Table 7: Protected areas as forest reserves, national parks and game reserves*

Country

Forest reserves
(ha)

National parks & game or nature reserves
(ha)

Botswana

455 000

10 196 000

Lesotho

12 000

10 000

Malawi

888 000

1 047 000

Mauritius

No forest reserve

44

Mozambique

No forest reserve

9 135 000

Namibia

No forest reserve

7 123 500

South Africa

330 000

3 100 000

Swaziland

No forest reserve

67 000

Tanzania

12 517 000

2 000 000

Zambia

7 400 000

22 000 000

Zimbabwe

926 066

5 403 400

* Sources: Country reports; FAO, 2000; Alden Wily and Mbaya, 2001;

In Botswana, 23% of the total area of country is under some form of conservation and protection either as game parks and forest reserves while in Malawi the 66 forest reserves and the national parks estates represent 20.6% of the land area. In South Africa, forest genetic resources are conserved in situ on 4.9% of the land area of South Africa. In Tanzania, in situ conservation of forest genetic resources is carried out on the forest reserves and national game parks, which covers 15% of the land area. There area under forest reserves, national parks and game reserves represents almost 19% of the land area of Zambia. Within each of the forest reserves of Zambia are some 53 botanical reserves that were set up for purposes of biodiversity conservation and monitoring. In Zimbabwe, conservation of forest genetic resources was enhanced through the establishment of forest reserves, parks and wildlife estates, game reserves, wilderness areas, botanical gardens and reserves, sanctuaries, recreational parks and safari areas which cover some 15% of the land area.

In addition to reservation of forests in some SADC countries some tree species may also protected or reserved just like forests. When a tree species is protected or reserved, it means that the damage to and the felling, destruction or removal of any such tree without prior permission shall be prohibited and punishable. A new concept of managing reserved and unreserved forests by involving communities emerged in several SADC countries in the 1990s. The concept, called Community Based Natural Resource Management (CBNRM) is at various stages of implementation in Malawi, Mozambique, Namibia, South Africa, Tanzania, Zambia and Zimbabwe (Alden Wily and Mbaya, 2001).

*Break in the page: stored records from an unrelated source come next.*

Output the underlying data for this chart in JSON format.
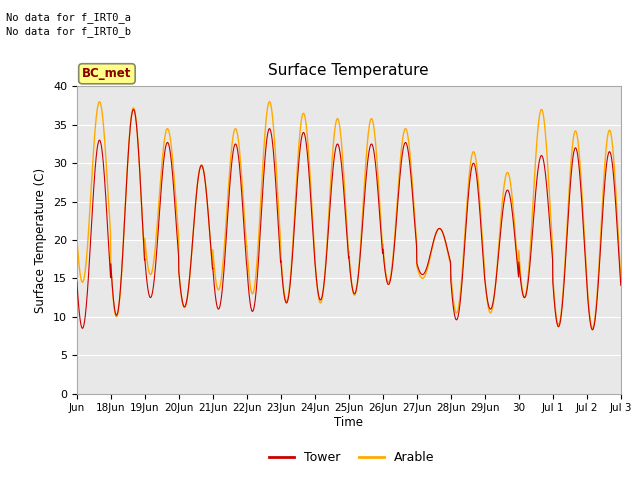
{
  "title": "Surface Temperature",
  "ylabel": "Surface Temperature (C)",
  "xlabel": "Time",
  "annotation_lines": [
    "No data for f_IRT0_a",
    "No data for f_IRT0_b"
  ],
  "legend_label": "BC_met",
  "series_labels": [
    "Tower",
    "Arable"
  ],
  "series_colors": [
    "#cc0000",
    "#ffaa00"
  ],
  "ylim": [
    0,
    40
  ],
  "background_color": "#e8e8e8",
  "tick_labels": [
    "Jun",
    "18Jun",
    "19Jun",
    "20Jun",
    "21Jun",
    "22Jun",
    "23Jun",
    "24Jun",
    "25Jun",
    "26Jun",
    "27Jun",
    "28Jun",
    "29Jun",
    "30",
    "Jul 1",
    "Jul 2",
    "Jul 3"
  ],
  "num_days": 16,
  "day_mins_tower": [
    8.5,
    10.2,
    12.5,
    11.3,
    11.0,
    10.7,
    11.8,
    12.2,
    13.0,
    14.2,
    15.5,
    9.6,
    11.0,
    12.5,
    8.7,
    8.3,
    11.5
  ],
  "day_maxs_tower": [
    33.0,
    37.0,
    32.7,
    29.7,
    32.5,
    34.5,
    34.0,
    32.5,
    32.5,
    32.7,
    21.5,
    30.0,
    26.5,
    31.0,
    32.0,
    31.5,
    12.0
  ],
  "day_mins_arable": [
    14.5,
    10.0,
    15.5,
    11.2,
    13.5,
    13.0,
    12.0,
    11.8,
    12.8,
    14.5,
    15.0,
    10.5,
    10.5,
    12.5,
    9.0,
    8.5,
    11.5
  ],
  "day_maxs_arable": [
    38.0,
    37.2,
    34.5,
    29.8,
    34.5,
    38.0,
    36.5,
    35.8,
    35.8,
    34.5,
    21.5,
    31.5,
    28.8,
    37.0,
    34.2,
    34.3,
    12.0
  ]
}
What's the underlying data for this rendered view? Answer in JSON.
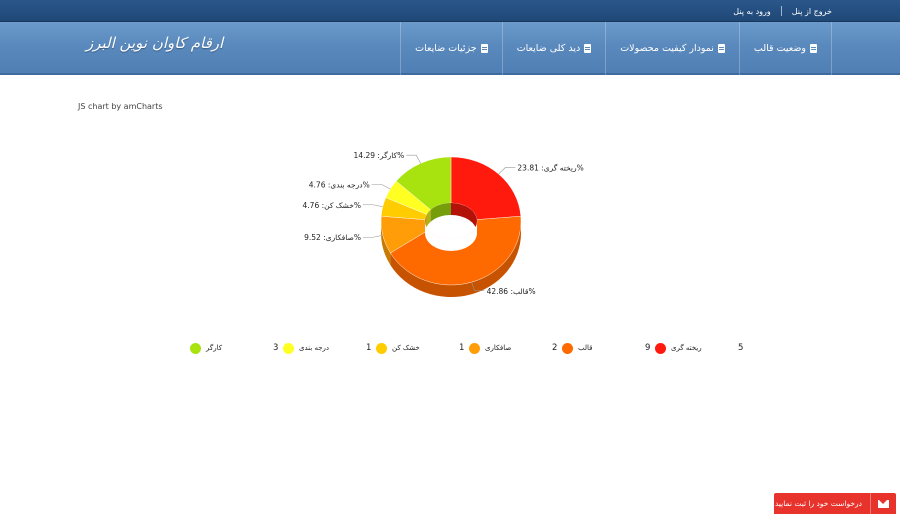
{
  "topbar": {
    "links": [
      "ورود به پنل",
      "خروج از پنل"
    ]
  },
  "header": {
    "brand": "ارقام کاوان نوین البرز",
    "nav": [
      {
        "label": "وضعیت قالب",
        "icon": "document-icon"
      },
      {
        "label": "نمودار کیفیت محصولات",
        "icon": "document-icon"
      },
      {
        "label": "دید کلی ضایعات",
        "icon": "document-icon"
      },
      {
        "label": "جزئیات ضایعات",
        "icon": "document-icon"
      }
    ]
  },
  "credit": "JS chart by amCharts",
  "chart_data": {
    "type": "pie",
    "style": "3d-donut",
    "categories": [
      "ریخته گری",
      "قالب",
      "صافکاری",
      "خشک کن",
      "درجه بندی",
      "کارگر"
    ],
    "values": [
      5,
      9,
      2,
      1,
      1,
      3
    ],
    "percent_labels": [
      "23.81",
      "42.86",
      "9.52",
      "4.76",
      "4.76",
      "14.29"
    ],
    "colors": [
      "#ff1a0d",
      "#ff6a00",
      "#ff9d08",
      "#ffcc00",
      "#ffff22",
      "#a8e20f"
    ],
    "legend_position": "bottom"
  },
  "request_button": {
    "label": "درخواست خود را ثبت نمایید",
    "icon": "envelope-icon"
  }
}
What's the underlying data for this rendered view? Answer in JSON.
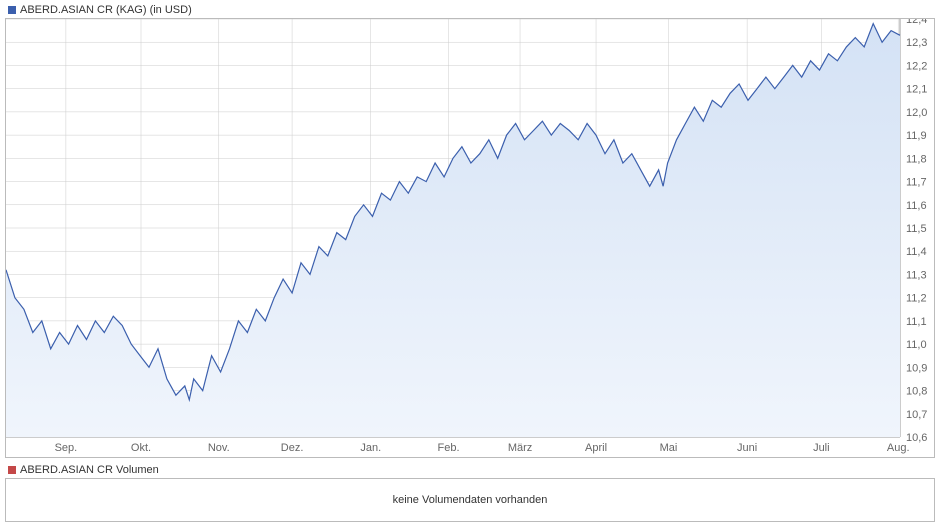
{
  "price_chart": {
    "type": "area",
    "legend_label": "ABERD.ASIAN CR (KAG) (in USD)",
    "legend_marker_color": "#3b5fad",
    "line_color": "#3b5fad",
    "fill_color_top": "#d4e2f5",
    "fill_color_bottom": "#f0f5fc",
    "background_color": "#ffffff",
    "border_color": "#bbbbbb",
    "grid_color": "#cccccc",
    "label_fontsize": 11,
    "label_color": "#666666",
    "ylim": [
      10.6,
      12.4
    ],
    "ytick_step": 0.1,
    "yticks": [
      "12,4",
      "12,3",
      "12,2",
      "12,1",
      "12,0",
      "11,9",
      "11,8",
      "11,7",
      "11,6",
      "11,5",
      "11,4",
      "11,3",
      "11,2",
      "11,1",
      "11,0",
      "10,9",
      "10,8",
      "10,7",
      "10,6"
    ],
    "x_labels": [
      "Sep.",
      "Okt.",
      "Nov.",
      "Dez.",
      "Jan.",
      "Feb.",
      "März",
      "April",
      "Mai",
      "Juni",
      "Juli",
      "Aug."
    ],
    "x_positions": [
      0.067,
      0.151,
      0.238,
      0.32,
      0.408,
      0.495,
      0.575,
      0.66,
      0.741,
      0.829,
      0.912,
      0.998
    ],
    "series": [
      [
        0.0,
        11.32
      ],
      [
        0.01,
        11.2
      ],
      [
        0.02,
        11.15
      ],
      [
        0.03,
        11.05
      ],
      [
        0.04,
        11.1
      ],
      [
        0.05,
        10.98
      ],
      [
        0.06,
        11.05
      ],
      [
        0.07,
        11.0
      ],
      [
        0.08,
        11.08
      ],
      [
        0.09,
        11.02
      ],
      [
        0.1,
        11.1
      ],
      [
        0.11,
        11.05
      ],
      [
        0.12,
        11.12
      ],
      [
        0.13,
        11.08
      ],
      [
        0.14,
        11.0
      ],
      [
        0.15,
        10.95
      ],
      [
        0.16,
        10.9
      ],
      [
        0.17,
        10.98
      ],
      [
        0.18,
        10.85
      ],
      [
        0.19,
        10.78
      ],
      [
        0.2,
        10.82
      ],
      [
        0.205,
        10.76
      ],
      [
        0.21,
        10.85
      ],
      [
        0.22,
        10.8
      ],
      [
        0.23,
        10.95
      ],
      [
        0.24,
        10.88
      ],
      [
        0.25,
        10.98
      ],
      [
        0.26,
        11.1
      ],
      [
        0.27,
        11.05
      ],
      [
        0.28,
        11.15
      ],
      [
        0.29,
        11.1
      ],
      [
        0.3,
        11.2
      ],
      [
        0.31,
        11.28
      ],
      [
        0.32,
        11.22
      ],
      [
        0.33,
        11.35
      ],
      [
        0.34,
        11.3
      ],
      [
        0.35,
        11.42
      ],
      [
        0.36,
        11.38
      ],
      [
        0.37,
        11.48
      ],
      [
        0.38,
        11.45
      ],
      [
        0.39,
        11.55
      ],
      [
        0.4,
        11.6
      ],
      [
        0.41,
        11.55
      ],
      [
        0.42,
        11.65
      ],
      [
        0.43,
        11.62
      ],
      [
        0.44,
        11.7
      ],
      [
        0.45,
        11.65
      ],
      [
        0.46,
        11.72
      ],
      [
        0.47,
        11.7
      ],
      [
        0.48,
        11.78
      ],
      [
        0.49,
        11.72
      ],
      [
        0.5,
        11.8
      ],
      [
        0.51,
        11.85
      ],
      [
        0.52,
        11.78
      ],
      [
        0.53,
        11.82
      ],
      [
        0.54,
        11.88
      ],
      [
        0.55,
        11.8
      ],
      [
        0.56,
        11.9
      ],
      [
        0.57,
        11.95
      ],
      [
        0.58,
        11.88
      ],
      [
        0.59,
        11.92
      ],
      [
        0.6,
        11.96
      ],
      [
        0.61,
        11.9
      ],
      [
        0.62,
        11.95
      ],
      [
        0.63,
        11.92
      ],
      [
        0.64,
        11.88
      ],
      [
        0.65,
        11.95
      ],
      [
        0.66,
        11.9
      ],
      [
        0.67,
        11.82
      ],
      [
        0.68,
        11.88
      ],
      [
        0.69,
        11.78
      ],
      [
        0.7,
        11.82
      ],
      [
        0.71,
        11.75
      ],
      [
        0.72,
        11.68
      ],
      [
        0.73,
        11.75
      ],
      [
        0.735,
        11.68
      ],
      [
        0.74,
        11.78
      ],
      [
        0.75,
        11.88
      ],
      [
        0.76,
        11.95
      ],
      [
        0.77,
        12.02
      ],
      [
        0.78,
        11.96
      ],
      [
        0.79,
        12.05
      ],
      [
        0.8,
        12.02
      ],
      [
        0.81,
        12.08
      ],
      [
        0.82,
        12.12
      ],
      [
        0.83,
        12.05
      ],
      [
        0.84,
        12.1
      ],
      [
        0.85,
        12.15
      ],
      [
        0.86,
        12.1
      ],
      [
        0.87,
        12.15
      ],
      [
        0.88,
        12.2
      ],
      [
        0.89,
        12.15
      ],
      [
        0.9,
        12.22
      ],
      [
        0.91,
        12.18
      ],
      [
        0.92,
        12.25
      ],
      [
        0.93,
        12.22
      ],
      [
        0.94,
        12.28
      ],
      [
        0.95,
        12.32
      ],
      [
        0.96,
        12.28
      ],
      [
        0.97,
        12.38
      ],
      [
        0.98,
        12.3
      ],
      [
        0.99,
        12.35
      ],
      [
        1.0,
        12.33
      ]
    ]
  },
  "volume_chart": {
    "legend_label": "ABERD.ASIAN CR Volumen",
    "legend_marker_color": "#c44848",
    "no_data_text": "keine Volumendaten vorhanden",
    "border_color": "#bbbbbb",
    "background_color": "#ffffff"
  }
}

9.2 Ex situ Conservation (field gene banks, seed gene banks)

In ex situ conservation, species’ populations are protected and managed outside their native or original environment either as seed gene banks or field gene banks. This approach is preferred in situations where the populations are in real danger of physical destruction or genetic deterioration due to excessive pressures in their natural habitat. All the SADC countries have operational tree seed centres some of which were established in the mid 1990s’ with financial assistance from the Canadian International Development agency (CIDA) and the Danish International Development Agency (DANIDA). Besides, the procurement, collection and distribution of tree seed, these seed centres play a leading role in ex situ germplasm conservation of the forest tree seed. Ex situ conservation in form of field gene banks is practised for most exotic plantation species in Malawi, South Africa, Tanzania, Zambia, Zimbabwe while the provenance trials of some of the indigenous fruit tree species established in the different countries will have a dual purpose of provenance testing and as field gene banks once their experimental life is over. In Malawi, field gene banks of important seed sources of indigenous species (A. quanzensis, K. anthotheca, and P. angolensis) were established. There is also a regional gene bank (SADC Regional Gene Bank) located in Lusaka Zambia, which stores duplicate samples of germplasm of national institutions. Although is mandate is germplasm of all plants, its strength has been on agricultural crop species.